The Bank’s local office an­nounced in a Wednesday statement that while Cambodia has long been fragile, it is now in fact improving, and that the report was wrong.

At its annual meeting in Singa­pore on Sept 15, the Bank released its 2006 Low Income Countries Under Stress, or “LICUS” report, which said Cambodia’s governance had worsened, making it a “core” LICUS.

The Bank report defined core LICUS countries as “fragile states” with particularly weak governance. It repeatedly referred to Cambodia as a “core” LICUS in 2005 and 2006.

In a statement Wednesday, the World Bank office said Cam­bo­dia was fragile, but is now improving.

“It is also incorrect to say that Cambodia has recently been added to the Bank’s list of fragile states: it has not, and it is no longer even in the ‘core group’ of such states,” the Bank said.

“World Bank Country Manager Nisha Agrawal notes that like other gradual reformers in this group of countries, Cambodia has made im­portant progress,” the statement adds. Cambodia is on a “firm path to recovery,” according to the statement.

Cristina Mejia, the World Bank’s spokeswoman in Bangkok, wrote in an e-mail Thursday that the errors in the earlier report were due to changes in methodology, though she did not elaborate.

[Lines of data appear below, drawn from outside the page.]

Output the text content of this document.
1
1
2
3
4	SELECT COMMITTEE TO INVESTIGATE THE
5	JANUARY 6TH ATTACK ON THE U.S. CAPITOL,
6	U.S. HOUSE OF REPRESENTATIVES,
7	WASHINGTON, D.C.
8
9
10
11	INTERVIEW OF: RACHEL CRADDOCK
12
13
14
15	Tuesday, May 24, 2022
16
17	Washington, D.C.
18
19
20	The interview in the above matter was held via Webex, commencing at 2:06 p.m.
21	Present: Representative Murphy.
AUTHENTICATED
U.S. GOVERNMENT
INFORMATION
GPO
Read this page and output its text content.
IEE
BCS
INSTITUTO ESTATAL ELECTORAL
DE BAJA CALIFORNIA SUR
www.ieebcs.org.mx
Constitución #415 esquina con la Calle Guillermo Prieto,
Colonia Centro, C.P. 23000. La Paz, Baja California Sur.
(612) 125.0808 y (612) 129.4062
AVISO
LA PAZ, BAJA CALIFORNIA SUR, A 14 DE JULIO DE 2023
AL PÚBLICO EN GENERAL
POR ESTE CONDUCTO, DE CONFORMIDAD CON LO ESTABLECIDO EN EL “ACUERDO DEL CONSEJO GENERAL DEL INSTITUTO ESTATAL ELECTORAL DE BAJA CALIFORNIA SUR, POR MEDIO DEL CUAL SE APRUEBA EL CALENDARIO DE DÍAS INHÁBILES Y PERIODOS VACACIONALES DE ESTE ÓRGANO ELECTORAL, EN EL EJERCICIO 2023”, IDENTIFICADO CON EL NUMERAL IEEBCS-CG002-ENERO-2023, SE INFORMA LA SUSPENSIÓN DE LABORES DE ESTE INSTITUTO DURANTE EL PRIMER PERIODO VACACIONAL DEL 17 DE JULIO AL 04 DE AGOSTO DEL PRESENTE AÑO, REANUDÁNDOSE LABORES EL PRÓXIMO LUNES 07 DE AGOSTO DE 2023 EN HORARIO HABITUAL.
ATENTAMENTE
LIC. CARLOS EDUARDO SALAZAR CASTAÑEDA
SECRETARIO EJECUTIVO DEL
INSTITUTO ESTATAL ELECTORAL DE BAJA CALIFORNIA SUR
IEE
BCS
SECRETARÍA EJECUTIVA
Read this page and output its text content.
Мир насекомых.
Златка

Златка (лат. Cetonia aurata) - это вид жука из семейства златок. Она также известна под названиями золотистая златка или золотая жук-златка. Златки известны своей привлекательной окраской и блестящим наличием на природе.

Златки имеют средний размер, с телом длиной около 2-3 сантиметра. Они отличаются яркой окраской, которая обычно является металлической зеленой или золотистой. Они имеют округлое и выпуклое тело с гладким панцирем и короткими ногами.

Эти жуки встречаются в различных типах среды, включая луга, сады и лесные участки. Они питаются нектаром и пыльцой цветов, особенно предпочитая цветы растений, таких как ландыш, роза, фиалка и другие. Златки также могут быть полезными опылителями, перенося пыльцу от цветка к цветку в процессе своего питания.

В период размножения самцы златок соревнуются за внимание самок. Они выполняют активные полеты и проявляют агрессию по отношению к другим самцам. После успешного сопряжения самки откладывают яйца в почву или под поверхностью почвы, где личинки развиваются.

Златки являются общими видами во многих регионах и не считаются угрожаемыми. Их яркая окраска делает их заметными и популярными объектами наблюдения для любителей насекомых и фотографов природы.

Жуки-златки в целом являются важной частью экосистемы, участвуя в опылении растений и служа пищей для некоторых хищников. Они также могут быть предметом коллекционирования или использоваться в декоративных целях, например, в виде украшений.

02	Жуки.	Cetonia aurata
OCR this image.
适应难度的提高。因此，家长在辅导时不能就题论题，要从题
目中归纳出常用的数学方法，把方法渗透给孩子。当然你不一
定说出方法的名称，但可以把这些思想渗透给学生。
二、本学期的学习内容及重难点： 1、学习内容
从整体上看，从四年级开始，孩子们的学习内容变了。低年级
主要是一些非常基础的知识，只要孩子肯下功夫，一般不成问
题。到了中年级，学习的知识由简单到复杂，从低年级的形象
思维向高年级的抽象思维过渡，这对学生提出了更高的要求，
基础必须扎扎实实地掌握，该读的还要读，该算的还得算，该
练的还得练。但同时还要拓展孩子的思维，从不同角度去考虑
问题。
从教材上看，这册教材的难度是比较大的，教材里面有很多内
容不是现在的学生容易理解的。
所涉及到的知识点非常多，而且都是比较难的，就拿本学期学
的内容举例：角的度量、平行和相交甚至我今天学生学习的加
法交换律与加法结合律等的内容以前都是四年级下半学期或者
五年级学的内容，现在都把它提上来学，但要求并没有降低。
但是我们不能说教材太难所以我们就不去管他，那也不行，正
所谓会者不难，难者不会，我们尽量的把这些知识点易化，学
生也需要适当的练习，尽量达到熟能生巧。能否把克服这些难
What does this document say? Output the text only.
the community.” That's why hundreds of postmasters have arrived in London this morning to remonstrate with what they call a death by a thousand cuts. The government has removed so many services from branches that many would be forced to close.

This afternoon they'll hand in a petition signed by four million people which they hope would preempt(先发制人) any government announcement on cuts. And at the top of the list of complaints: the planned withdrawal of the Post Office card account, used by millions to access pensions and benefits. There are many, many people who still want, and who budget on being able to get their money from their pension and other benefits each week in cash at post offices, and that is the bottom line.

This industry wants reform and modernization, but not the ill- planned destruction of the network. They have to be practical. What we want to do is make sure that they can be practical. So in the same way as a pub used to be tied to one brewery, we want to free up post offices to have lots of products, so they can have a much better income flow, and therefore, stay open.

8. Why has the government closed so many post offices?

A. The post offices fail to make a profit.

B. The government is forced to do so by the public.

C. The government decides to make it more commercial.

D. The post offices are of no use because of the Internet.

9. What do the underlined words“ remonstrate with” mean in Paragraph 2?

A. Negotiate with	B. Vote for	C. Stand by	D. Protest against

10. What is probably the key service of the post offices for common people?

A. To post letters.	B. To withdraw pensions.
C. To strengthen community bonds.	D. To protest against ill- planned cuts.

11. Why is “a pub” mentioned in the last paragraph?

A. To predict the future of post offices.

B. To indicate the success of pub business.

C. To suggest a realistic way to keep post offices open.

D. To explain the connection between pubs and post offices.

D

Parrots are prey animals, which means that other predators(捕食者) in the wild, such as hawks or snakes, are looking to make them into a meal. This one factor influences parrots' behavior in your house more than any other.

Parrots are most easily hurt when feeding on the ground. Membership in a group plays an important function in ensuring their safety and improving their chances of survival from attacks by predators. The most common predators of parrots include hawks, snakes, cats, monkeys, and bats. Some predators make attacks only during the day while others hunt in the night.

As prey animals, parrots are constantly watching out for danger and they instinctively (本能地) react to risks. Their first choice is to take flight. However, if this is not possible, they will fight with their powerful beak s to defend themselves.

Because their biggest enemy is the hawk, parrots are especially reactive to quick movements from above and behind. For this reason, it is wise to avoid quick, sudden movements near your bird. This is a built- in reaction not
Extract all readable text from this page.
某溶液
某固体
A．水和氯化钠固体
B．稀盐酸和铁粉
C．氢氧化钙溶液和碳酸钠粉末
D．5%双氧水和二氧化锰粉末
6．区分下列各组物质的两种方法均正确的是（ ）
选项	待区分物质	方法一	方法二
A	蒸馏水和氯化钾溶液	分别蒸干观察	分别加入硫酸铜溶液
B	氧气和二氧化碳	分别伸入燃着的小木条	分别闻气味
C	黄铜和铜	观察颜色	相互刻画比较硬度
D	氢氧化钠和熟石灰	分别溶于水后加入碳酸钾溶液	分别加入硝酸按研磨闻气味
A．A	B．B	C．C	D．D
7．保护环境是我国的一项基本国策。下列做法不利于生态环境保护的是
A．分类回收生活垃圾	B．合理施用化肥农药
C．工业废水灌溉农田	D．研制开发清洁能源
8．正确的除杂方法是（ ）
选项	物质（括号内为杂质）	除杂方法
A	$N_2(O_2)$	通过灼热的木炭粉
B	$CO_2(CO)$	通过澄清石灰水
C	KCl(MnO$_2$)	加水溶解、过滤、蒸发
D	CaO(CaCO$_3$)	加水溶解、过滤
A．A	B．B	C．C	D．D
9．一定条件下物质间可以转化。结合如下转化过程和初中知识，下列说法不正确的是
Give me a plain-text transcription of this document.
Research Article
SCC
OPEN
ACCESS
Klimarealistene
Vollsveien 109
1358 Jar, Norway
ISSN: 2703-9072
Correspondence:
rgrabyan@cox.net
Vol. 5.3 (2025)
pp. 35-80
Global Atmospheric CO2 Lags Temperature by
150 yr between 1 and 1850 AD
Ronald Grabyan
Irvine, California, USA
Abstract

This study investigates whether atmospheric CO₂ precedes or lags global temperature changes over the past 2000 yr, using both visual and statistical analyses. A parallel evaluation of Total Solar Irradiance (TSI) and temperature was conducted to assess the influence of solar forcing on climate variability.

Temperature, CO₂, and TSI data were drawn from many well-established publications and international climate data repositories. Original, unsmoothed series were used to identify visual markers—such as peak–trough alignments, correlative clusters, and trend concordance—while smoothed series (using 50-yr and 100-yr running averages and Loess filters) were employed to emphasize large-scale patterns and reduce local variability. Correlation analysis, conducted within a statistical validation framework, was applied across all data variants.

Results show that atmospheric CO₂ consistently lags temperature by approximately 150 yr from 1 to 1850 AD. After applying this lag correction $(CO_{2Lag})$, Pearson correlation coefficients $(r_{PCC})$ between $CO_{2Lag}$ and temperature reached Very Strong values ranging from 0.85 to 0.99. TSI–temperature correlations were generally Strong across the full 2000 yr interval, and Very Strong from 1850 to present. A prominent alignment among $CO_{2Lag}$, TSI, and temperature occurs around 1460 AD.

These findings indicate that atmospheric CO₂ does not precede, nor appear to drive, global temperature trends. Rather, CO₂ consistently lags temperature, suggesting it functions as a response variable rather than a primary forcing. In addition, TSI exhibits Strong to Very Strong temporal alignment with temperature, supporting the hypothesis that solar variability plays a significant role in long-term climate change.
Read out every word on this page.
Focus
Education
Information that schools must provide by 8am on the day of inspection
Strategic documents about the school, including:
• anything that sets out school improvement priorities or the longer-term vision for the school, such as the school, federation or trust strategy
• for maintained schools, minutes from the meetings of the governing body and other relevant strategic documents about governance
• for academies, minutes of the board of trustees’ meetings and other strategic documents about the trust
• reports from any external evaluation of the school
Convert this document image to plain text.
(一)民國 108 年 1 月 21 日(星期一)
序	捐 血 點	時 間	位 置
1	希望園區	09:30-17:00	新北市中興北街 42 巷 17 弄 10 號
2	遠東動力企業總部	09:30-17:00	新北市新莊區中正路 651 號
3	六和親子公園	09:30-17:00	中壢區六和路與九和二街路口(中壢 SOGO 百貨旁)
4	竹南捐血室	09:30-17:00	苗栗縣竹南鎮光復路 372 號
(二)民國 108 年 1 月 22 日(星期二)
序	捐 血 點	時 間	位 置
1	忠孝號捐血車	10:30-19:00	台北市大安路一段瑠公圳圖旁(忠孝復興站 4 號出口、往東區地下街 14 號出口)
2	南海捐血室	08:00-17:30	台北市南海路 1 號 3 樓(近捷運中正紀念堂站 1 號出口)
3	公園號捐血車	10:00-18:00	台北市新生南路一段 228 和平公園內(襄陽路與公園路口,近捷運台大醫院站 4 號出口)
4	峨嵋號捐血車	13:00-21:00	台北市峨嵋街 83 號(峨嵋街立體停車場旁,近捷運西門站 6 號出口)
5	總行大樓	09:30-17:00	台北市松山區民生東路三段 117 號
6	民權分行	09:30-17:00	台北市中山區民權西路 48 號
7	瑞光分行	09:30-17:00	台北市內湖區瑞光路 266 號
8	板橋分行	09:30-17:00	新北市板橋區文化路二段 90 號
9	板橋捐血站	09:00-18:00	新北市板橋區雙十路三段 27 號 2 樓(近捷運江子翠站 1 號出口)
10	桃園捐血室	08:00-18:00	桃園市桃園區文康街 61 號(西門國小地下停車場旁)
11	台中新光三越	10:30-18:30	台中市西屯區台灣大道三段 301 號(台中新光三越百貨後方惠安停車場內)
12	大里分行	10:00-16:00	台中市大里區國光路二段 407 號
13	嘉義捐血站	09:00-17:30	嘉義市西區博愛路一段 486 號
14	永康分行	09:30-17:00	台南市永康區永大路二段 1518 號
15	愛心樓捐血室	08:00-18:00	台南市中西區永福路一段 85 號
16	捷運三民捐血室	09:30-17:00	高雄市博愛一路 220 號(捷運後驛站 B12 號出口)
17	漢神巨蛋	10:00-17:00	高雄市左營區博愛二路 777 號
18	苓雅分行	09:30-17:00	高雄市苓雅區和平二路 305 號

The CPP’s National Assembly Finance and Banking Commission Chairman Cheam Yeap blasted the conflicting Bank reports. “The World Bank is always wrong,” he  said.

“The World Bank always hits Cambodia with rotten eggs and then apologizes. Cambodia cannot accept it,” he said.

“I warn the World Bank: Before it releases any report it should be careful. Cambodia needs donations, but they must not be laced with poison.”